# DSPy Retriever using Qdrant

This notebook will walk you through using Qdrant as retriever in DSPy. We'll be loading a dataset into Qdrant and retrieving relevant context from it in our DSPy retriever.

#### Setup

In [None]:
%pip install dspy-ai[qdrant]

#### Configure Constants

This notebook assumes, you have a Qdrant instance running at http://localhost:6333/. To learn more about setting up Qdrant, you can refer to the [quickstart guide](https://qdrant.tech/documentation/quick-start/).

In [1]:
COLLECTION_NAME = "DBPEDIA-DSPY"
QDRANT_URL = "http://localhost:6333"

### Ingesting data

We'll load the [Qdrant/dbpedia-entities-openai3-text-embedding-3-small-1536-100K](https://huggingface.co/datasets/Qdrant/dbpedia-entities-openai3-text-embedding-3-small-1536-100K) dataset that contains info from DBPedia and embeddings pre-computed using OpenAI's `text-embedding-3-small`!

In [None]:
%pip install datasets

In [None]:
from datasets import load_dataset

# We will use a small subset of the dataset
dataset = (
    load_dataset(
        "Qdrant/dbpedia-entities-openai3-text-embedding-3-small-1536-100K",
        streaming=True,
        split="train",
    )
    .take(1000)
    .remove_columns(["openai", "combined_text"])
)

Set up a client that points to a Qdrant instance at http://localhost:6333/.

In [3]:
from qdrant_client import QdrantClient

client = QdrantClient(url=QDRANT_URL)

ModuleNotFoundError: No module named 'qdrant_client'

We [create a collection](https://qdrant.tech/documentation/concepts/collections/#create-a-collection) with the appropriate dimensions and distance metric to load our dataset into.

In [4]:
from qdrant_client import models

client.create_collection(
    collection_name=COLLECTION_NAME,
    vectors_config=models.VectorParams(
        size=1536,
        distance=models.Distance.COSINE,
    ),
)

ModuleNotFoundError: No module named 'qdrant_client'

We can now load the dataset to be indexed in Qdrant. The `upload_collection` methods accepts argumens to configure the batch size and parallelism. We'll go with the defaults.

In [5]:
vectors = [entry.pop("text-embedding-3-small-1536-embedding") for entry in dataset]

client.upload_collection(collection_name=COLLECTION_NAME, vectors=vectors, payload=dataset)

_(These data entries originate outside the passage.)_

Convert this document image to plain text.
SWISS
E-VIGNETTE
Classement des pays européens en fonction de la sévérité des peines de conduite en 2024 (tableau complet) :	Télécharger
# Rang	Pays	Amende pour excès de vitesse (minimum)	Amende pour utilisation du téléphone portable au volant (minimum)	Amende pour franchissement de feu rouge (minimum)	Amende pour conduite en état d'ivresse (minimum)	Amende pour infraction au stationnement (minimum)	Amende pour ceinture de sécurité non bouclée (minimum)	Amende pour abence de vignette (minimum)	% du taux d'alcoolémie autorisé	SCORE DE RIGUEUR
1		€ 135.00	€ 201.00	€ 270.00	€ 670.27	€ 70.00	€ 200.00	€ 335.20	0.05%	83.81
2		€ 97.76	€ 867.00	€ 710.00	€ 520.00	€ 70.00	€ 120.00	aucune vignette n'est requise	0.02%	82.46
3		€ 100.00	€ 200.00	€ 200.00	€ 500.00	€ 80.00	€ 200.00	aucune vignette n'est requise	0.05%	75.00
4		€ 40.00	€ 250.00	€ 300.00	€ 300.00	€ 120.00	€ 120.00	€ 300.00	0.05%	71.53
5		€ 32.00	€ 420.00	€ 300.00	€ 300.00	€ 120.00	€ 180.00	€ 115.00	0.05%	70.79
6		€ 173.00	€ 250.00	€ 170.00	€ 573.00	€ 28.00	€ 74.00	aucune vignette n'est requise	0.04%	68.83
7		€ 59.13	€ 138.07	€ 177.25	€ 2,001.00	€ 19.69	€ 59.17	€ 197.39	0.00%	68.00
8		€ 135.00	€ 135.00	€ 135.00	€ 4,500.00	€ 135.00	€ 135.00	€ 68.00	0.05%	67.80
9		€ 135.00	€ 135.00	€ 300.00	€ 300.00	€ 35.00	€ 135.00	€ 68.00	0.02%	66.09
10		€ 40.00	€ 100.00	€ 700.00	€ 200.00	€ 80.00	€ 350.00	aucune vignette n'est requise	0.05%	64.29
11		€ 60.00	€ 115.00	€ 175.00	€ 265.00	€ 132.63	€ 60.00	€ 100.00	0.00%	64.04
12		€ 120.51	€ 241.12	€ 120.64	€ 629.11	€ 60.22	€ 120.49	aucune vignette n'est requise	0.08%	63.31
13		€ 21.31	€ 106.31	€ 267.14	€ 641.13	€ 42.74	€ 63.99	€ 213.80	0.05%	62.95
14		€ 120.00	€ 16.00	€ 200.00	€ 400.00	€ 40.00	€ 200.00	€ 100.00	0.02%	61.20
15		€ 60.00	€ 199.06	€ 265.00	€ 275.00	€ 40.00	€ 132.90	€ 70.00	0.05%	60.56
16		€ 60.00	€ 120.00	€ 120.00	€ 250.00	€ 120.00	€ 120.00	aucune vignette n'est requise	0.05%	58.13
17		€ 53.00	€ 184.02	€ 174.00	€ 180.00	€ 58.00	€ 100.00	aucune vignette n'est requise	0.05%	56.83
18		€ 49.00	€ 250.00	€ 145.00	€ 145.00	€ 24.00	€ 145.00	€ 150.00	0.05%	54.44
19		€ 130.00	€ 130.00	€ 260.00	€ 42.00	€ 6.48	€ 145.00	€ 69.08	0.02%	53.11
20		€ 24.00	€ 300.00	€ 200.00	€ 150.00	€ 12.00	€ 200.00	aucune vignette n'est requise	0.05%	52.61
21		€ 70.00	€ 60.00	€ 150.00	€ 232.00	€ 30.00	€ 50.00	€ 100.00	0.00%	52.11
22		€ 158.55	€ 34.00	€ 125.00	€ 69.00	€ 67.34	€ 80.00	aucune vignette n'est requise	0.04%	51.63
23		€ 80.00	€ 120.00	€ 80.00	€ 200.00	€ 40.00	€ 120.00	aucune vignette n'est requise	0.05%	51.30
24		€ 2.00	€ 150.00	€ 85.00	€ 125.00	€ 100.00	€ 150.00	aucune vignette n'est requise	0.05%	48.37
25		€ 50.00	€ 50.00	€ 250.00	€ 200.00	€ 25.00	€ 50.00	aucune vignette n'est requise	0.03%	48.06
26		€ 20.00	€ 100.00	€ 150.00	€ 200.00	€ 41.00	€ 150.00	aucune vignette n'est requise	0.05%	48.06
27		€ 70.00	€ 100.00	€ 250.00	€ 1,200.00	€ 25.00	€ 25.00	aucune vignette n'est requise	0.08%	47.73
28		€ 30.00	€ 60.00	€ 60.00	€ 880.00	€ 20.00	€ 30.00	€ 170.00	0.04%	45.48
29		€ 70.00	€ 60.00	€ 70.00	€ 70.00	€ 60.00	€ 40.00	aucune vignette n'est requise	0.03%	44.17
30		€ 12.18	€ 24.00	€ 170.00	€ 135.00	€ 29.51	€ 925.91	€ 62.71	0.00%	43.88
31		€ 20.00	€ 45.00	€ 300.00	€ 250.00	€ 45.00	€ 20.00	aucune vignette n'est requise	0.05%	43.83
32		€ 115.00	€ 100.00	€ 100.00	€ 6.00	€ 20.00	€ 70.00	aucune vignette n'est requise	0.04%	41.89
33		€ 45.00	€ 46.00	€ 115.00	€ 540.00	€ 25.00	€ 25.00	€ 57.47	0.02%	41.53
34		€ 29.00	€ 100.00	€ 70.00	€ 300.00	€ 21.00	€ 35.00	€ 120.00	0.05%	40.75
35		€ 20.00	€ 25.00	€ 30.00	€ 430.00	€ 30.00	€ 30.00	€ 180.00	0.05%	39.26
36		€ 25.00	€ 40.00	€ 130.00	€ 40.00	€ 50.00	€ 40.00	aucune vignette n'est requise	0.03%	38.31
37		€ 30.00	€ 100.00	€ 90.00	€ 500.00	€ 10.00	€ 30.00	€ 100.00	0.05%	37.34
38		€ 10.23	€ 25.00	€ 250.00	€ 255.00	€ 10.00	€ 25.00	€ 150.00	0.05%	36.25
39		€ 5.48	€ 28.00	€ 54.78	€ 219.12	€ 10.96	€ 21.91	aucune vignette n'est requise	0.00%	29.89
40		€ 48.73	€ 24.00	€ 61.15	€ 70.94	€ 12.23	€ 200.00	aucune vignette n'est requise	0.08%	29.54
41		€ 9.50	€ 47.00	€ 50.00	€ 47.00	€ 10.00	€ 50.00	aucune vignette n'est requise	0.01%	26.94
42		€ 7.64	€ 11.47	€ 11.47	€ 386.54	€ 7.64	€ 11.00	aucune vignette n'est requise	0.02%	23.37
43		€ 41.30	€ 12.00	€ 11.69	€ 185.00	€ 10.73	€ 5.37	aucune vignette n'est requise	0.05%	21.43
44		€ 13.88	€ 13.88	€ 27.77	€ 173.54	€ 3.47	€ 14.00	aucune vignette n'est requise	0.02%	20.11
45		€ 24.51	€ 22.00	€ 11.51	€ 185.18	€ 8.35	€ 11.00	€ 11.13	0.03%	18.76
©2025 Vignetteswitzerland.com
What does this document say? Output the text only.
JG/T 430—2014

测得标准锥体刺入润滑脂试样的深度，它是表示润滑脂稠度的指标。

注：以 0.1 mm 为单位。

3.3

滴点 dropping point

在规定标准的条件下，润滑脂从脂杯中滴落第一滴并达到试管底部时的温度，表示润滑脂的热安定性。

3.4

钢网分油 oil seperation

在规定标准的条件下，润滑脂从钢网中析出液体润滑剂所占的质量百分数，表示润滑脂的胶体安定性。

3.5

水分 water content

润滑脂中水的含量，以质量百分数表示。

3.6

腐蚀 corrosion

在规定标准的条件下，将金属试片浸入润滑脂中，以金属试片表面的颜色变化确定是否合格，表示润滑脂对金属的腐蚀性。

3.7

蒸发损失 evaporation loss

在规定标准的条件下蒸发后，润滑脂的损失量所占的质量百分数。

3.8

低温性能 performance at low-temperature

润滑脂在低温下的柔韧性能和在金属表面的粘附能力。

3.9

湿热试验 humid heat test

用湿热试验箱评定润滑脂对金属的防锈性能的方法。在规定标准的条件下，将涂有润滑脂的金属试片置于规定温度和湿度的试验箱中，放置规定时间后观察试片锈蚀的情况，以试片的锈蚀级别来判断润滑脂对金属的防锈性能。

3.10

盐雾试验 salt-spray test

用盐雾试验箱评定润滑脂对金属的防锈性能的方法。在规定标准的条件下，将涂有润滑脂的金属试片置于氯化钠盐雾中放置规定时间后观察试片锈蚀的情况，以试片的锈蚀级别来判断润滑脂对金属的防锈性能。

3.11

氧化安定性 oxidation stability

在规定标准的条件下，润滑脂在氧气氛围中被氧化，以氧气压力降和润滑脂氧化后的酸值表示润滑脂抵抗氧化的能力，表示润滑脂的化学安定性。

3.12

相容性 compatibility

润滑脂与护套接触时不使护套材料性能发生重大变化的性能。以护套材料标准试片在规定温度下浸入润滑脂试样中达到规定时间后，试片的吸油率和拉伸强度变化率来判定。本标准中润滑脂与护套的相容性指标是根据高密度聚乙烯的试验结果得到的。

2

The loading is now complete. You can browse through the entries at http://localhost:6333/dashboard.

#### Initialize Qdrant retriever and OpenAI vectorizer

The Qdrant retriever allows us to configure the vectorizer to use. We'll use the `OpenAIVectorizer` with the `text-embedding-3-small` model as per our dataset.

We can also specify the field in our Qdrant payload with the document content. In our case, it's `"text"`. Based on the dataset we loaded.

In [None]:
import os

os.environ["OPENAI_API_KEY"] = "<YOUR_OPENAI_API_KEY>"

In [3]:
from dsp.modules.sentence_vectorizer import OpenAIVectorizer

vectorizer = OpenAIVectorizer(model="text-embedding-3-small")

In [4]:
from dspy.retrieve.qdrant_rm import QdrantRM

qdrant_retriever = QdrantRM(
    qdrant_client=client,
    qdrant_collection_name=COLLECTION_NAME,
    vectorizer=vectorizer,
    document_field="text",
)

With the `qdrant_retriever` now instantiated, we can now configure `dspy` to use it.

In [5]:
import dspy

dspy.settings.configure(rm=qdrant_retriever)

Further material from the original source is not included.